More importantly, boredom is not such a bad thing. Boredom gives us time to think, to reflect, and to plan. Some of the greatest minds on earth celebrate boredom as essential to thinking, to creativity, to self-discovery.
There is a companion to that boredom which drives our desire to get out into the world: loneliness. I don’t mean feeling lonely, but rather seeking the feeling of loneliness. A city like Karaganda might have 500,000 people in it, but when you can barely order food in Russian, the loneliness of your setting hits you quickly and deeply. In my case, that loneliness was magnified by two factors — my own theological disillusionment with the thinly-veiled conservative extremism driving much of the evangelical Christian movement, and my gradual acceptance of myself as a gay man who would simply be incompatible with their vision of the world.

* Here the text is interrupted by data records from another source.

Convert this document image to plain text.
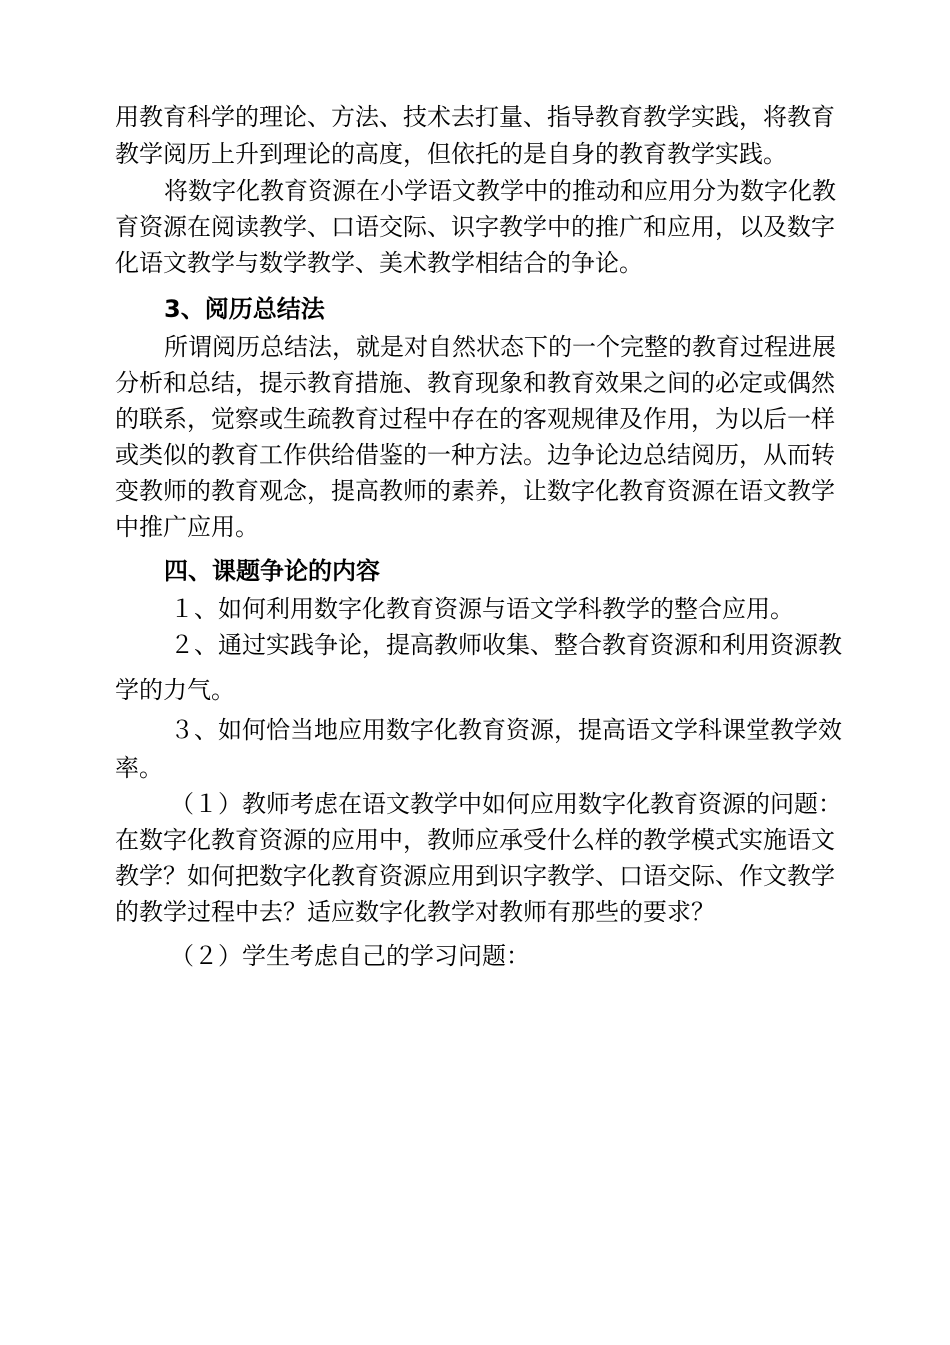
用教育科学的理论、方法、技术去打量、指导教育教学实践，将教育
教学阅历上升到理论的高度，但依托的是自身的教育教学实践。
将数字化教育资源在小学语文教学中的推动和应用分为数字化教
育资源在阅读教学、口语交际、识字教学中的推广和应用，以及数字
化语文教学与数学教学、美术教学相结合的争论。
3、阅历总结法
所谓阅历总结法，就是对自然状态下的一个完整的教育过程进展
分析和总结，提示教育措施、教育现象和教育效果之间的必定或偶然
的联系，觉察或生疏教育过程中存在的客观规律及作用，为以后一样
或类似的教育工作供给借鉴的一种方法。边争论边总结阅历，从而转
变教师的教育观念，提高教师的素养，让数字化教育资源在语文教学
中推广应用。
四、课题争论的内容
１、如何利用数字化教育资源与语文学科教学的整合应用。
２、通过实践争论，提高教师收集、整合教育资源和利用资源教
学的力气。
３、如何恰当地应用数字化教育资源，提高语文学科课堂教学效
率。
（１）教师考虑在语文教学中如何应用数字化教育资源的问题：
在数字化教育资源的应用中，教师应承受什么样的教学模式实施语文
教学？如何把数字化教育资源应用到识字教学、口语交际、作文教学
的教学过程中去？适应数字化教学对教师有那些的要求？
（２）学生考虑自己的学习问题：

And so for me, that loneliness and boredom had a powerful effect. It gave me time, which was lacking in my normal life, to think about myself and my place in the world. The isolation imposed by antediluvian internet access and expensive phone cards left me with few options but to try to read books and write in my journal — essential practice for anyone hoping to express themselves cogently. It clarified where I wanted to go, what I wanted to do, and gave me the space to really think about them, not just as escapist fantasy but in actual, practical terms. I realized that some dreams are simply too impractical for a responsible adult to pursue, but some are surprisingly achievable.
More importantly, it clarified that I simply could not live my life in the closet any more. At the time, I had no idea how or when I could come out of it, but the seed of that decision came from this boredom I felt in Central Kazakhstan nearly fifteen years ago: if I can bored in a place like this, I surely don’t need to cripple myself by living up to the expectations of others. There was, indeed, more to life.
Loneliness and boredom could not possibly be such bad emotions if they lead to such growth. Yet we are trained from birth to associate those twin emotions, boredom and loneliness, as negatives to be quenched. If I had told my missionary brethren at the time that I was lonely and bored — that I was unhappy that our trip hadn’t fundamentally changed me, and only highlighted how out of place I felt in my life — they probably would have said something encouraging and maybe prayed for me, but they wouldn’t have changed anything about my sorry state. I don’t think they could have, even if they had wanted to — because those emotions weren’t bad things to be purged, and because they had no idea what I really meant. Worse still, if I had told the churches that paid for my trip that the real value to my going was to grow the confidence to come out as a gay man then their reaction afterward would have been much less warm.
I did not lie to anyone when I told them about the church activities I did while abroad, and I did not pretend to convert anyone to the faith — I didn’t. Frankly, I did not do any of the things the evangelical missionaries expect you to do on these trips. I felt good providing a service by teaching idiomatic English, and I’m glad I did it. But, as a missionary, I was a failure. That’s okay by me.
So maybe boredom is something we should embrace a bit more when we encounter it. Perhaps, instead of trying to fight with it, subsume it into some pragmatic end, we should embrace it every once in a while, ride it out, and see what comes bubbling out of the subconscious. Who knows, you might be surprised by what comes out of your brain.